Markus Kuhn has expanded his public domain, ISO 10646-1/Unicode version of the old "fixed" font that comes with the X11 Windows System to around 2500 characters, including all European characters of the commonly used 8-bit character sets plus a good selection of mathematical, phonetic alphabet, and other symbols.
Bill LaForge has released version 3.0 of Coins, his XML based scheme for serializing Java objects. This version is supposed to be easier to use, and is no longer free for developers.
Microsoft has submitted a proposal on HTML components to the W3C.
Dave Winer noticed that Netscape is using RDF/XML for the What's Related feature of Communicator 4.5.
Xmltr is a Frontier suite for translating XML documents into alternate representations like HTML.
The final review version of XSchema is available. The review period lasts until Sunday, 25 October and covers sections 4 and 5, appendix C, and those parts of sections 1-3 that have changed since the last version. If no technical questions are raised, the spec will be considered final on Monday, October 26th.
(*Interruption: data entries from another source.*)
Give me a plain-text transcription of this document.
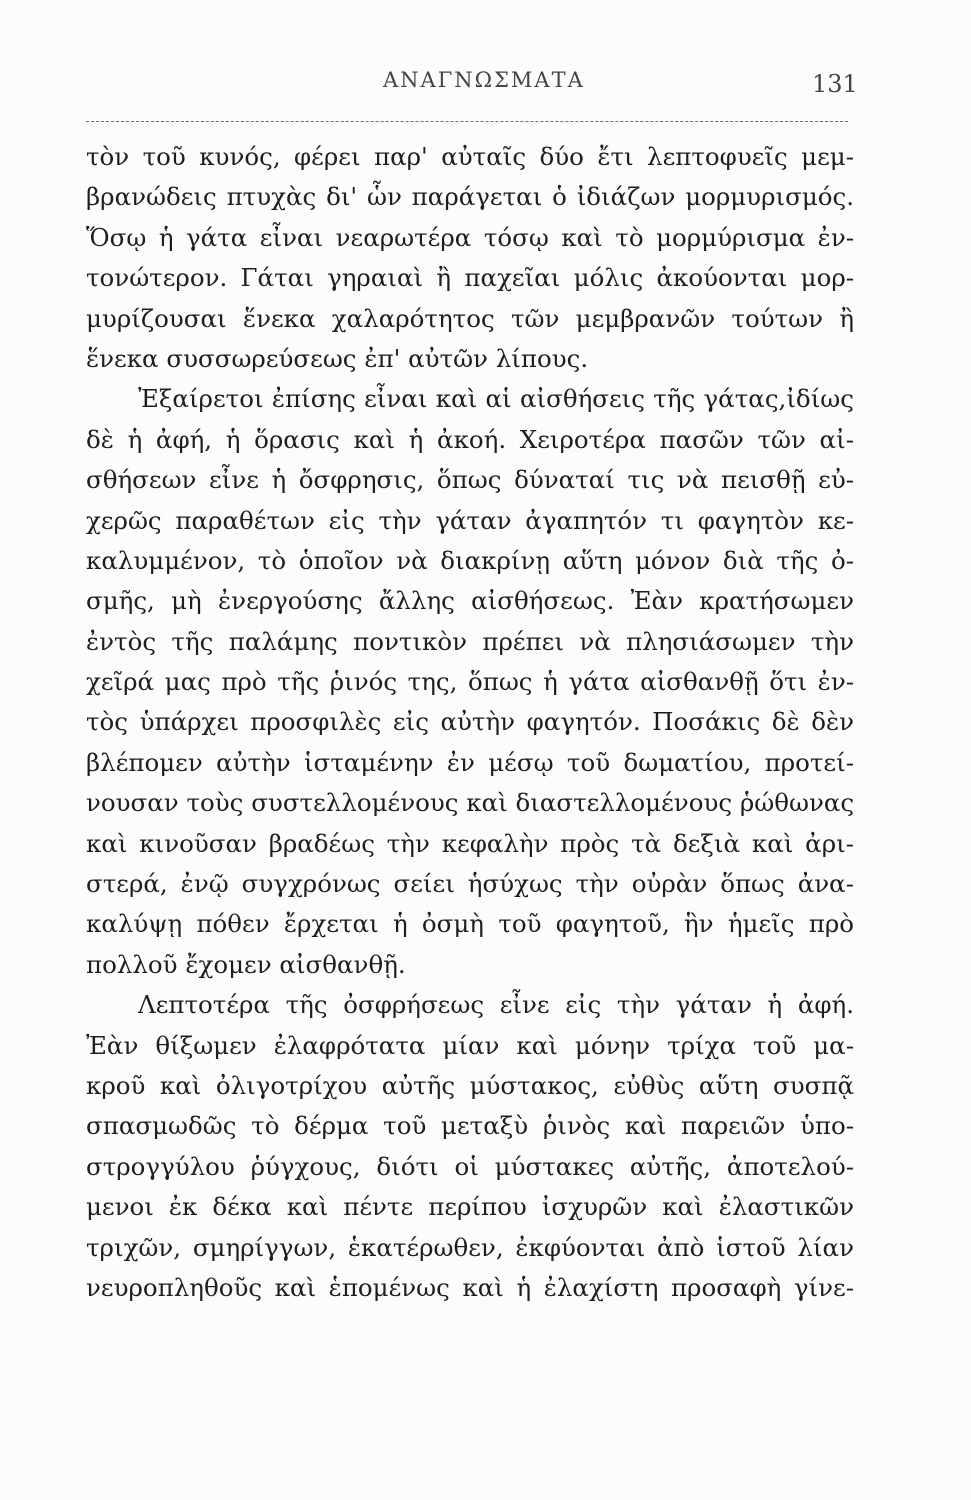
ΑΝΑΓΝΩΣΜΑΤΑ	131
τὸν τοῦ κυνός, φέρει παρ' αὐταῖς δύο ἔτι λεπτοφυεῖς μεμ-
βρανώδεις πτυχὰς δι' ὧν παράγεται ὁ ἰδιάζων μορμυρισμός.
Ὅσῳ ἡ γάτα εἶναι νεαρωτέρα τόσῳ καὶ τὸ μορμύρισμα ἐν-
τονώτερον. Γάται γηραιαὶ ἢ παχεῖαι μόλις ἀκούονται μορ-
μυρίζουσαι ἕνεκα χαλαρότητος τῶν μεμβρανῶν τούτων ἢ
ἕνεκα συσσωρεύσεως ἐπ' αὐτῶν λίπους.
Ἐξαίρετοι ἐπίσης εἶναι καὶ αἱ αἰσθήσεις τῆς γάτας,ἰδίως
δὲ ἡ ἀφή, ἡ ὅρασις καὶ ἡ ἀκοή. Χειροτέρα πασῶν τῶν αἰ-
σθήσεων εἶνε ἡ ὄσφρησις, ὅπως δύναταί τις νὰ πεισθῇ εὐ-
χερῶς παραθέτων εἰς τὴν γάταν ἀγαπητόν τι φαγητὸν κε-
καλυμμένον, τὸ ὁποῖον νὰ διακρίνῃ αὕτη μόνον διὰ τῆς ὀ-
σμῆς, μὴ ἐνεργούσης ἄλλης αἰσθήσεως. Ἐὰν κρατήσωμεν
ἐντὸς τῆς παλάμης ποντικὸν πρέπει νὰ πλησιάσωμεν τὴν
χεῖρά μας πρὸ τῆς ῥινός της, ὅπως ἡ γάτα αἰσθανθῇ ὅτι ἐν-
τὸς ὑπάρχει προσφιλὲς εἰς αὐτὴν φαγητόν. Ποσάκις δὲ δὲν
βλέπομεν αὐτὴν ἱσταμένην ἐν μέσῳ τοῦ δωματίου, προτεί-
νουσαν τοὺς συστελλομένους καὶ διαστελλομένους ῥώθωνας
καὶ κινοῦσαν βραδέως τὴν κεφαλὴν πρὸς τὰ δεξιὰ καὶ ἀρι-
στερά, ἐνῷ συγχρόνως σείει ἡσύχως τὴν οὐρὰν ὅπως ἀνα-
καλύψῃ πόθεν ἔρχεται ἡ ὀσμὴ τοῦ φαγητοῦ, ἣν ἡμεῖς πρὸ
πολλοῦ ἔχομεν αἰσθανθῇ.
Λεπτοτέρα τῆς ὀσφρήσεως εἶνε εἰς τὴν γάταν ἡ ἀφή.
Ἐὰν θίξωμεν ἐλαφρότατα μίαν καὶ μόνην τρίχα τοῦ μα-
κροῦ καὶ ὀλιγοτρίχου αὐτῆς μύστακος, εὐθὺς αὕτη συσπᾷ
σπασμωδῶς τὸ δέρμα τοῦ μεταξὺ ῥινὸς καὶ παρειῶν ὑπο-
στρογγύλου ῥύγχους, διότι οἱ μύστακες αὐτῆς, ἀποτελού-
μενοι ἐκ δέκα καὶ πέντε περίπου ἰσχυρῶν καὶ ἐλαστικῶν
τριχῶν, σμηρίγγων, ἑκατέρωθεν, ἐκφύονται ἀπὸ ἱστοῦ λίαν
νευροπληθοῦς καὶ ἑπομένως καὶ ἡ ἐλαχίστη προσαφὴ γίνε-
The W3C has released version 1.3b of the experimental Amaya web browser/editor for Windows and Linux. This release supports most of HTML 4.0. Amaya's most notable feature is limited support for MathML.
I note with regret the passing of Jon Postel at age 55 Friday. Postel, founder of the Internet Assigned Numbers Authority, and one of the key movers behind the still evolving restructuring of the domain name system. He was a true Internet pioneer. In a time when the Internet is filled with corporations trying make Internet standards a convenient club with which to bash their competitors, Postel was one of the last considering what was good for the many rather than what was profitable for the few. The Internet is poorer for losing him.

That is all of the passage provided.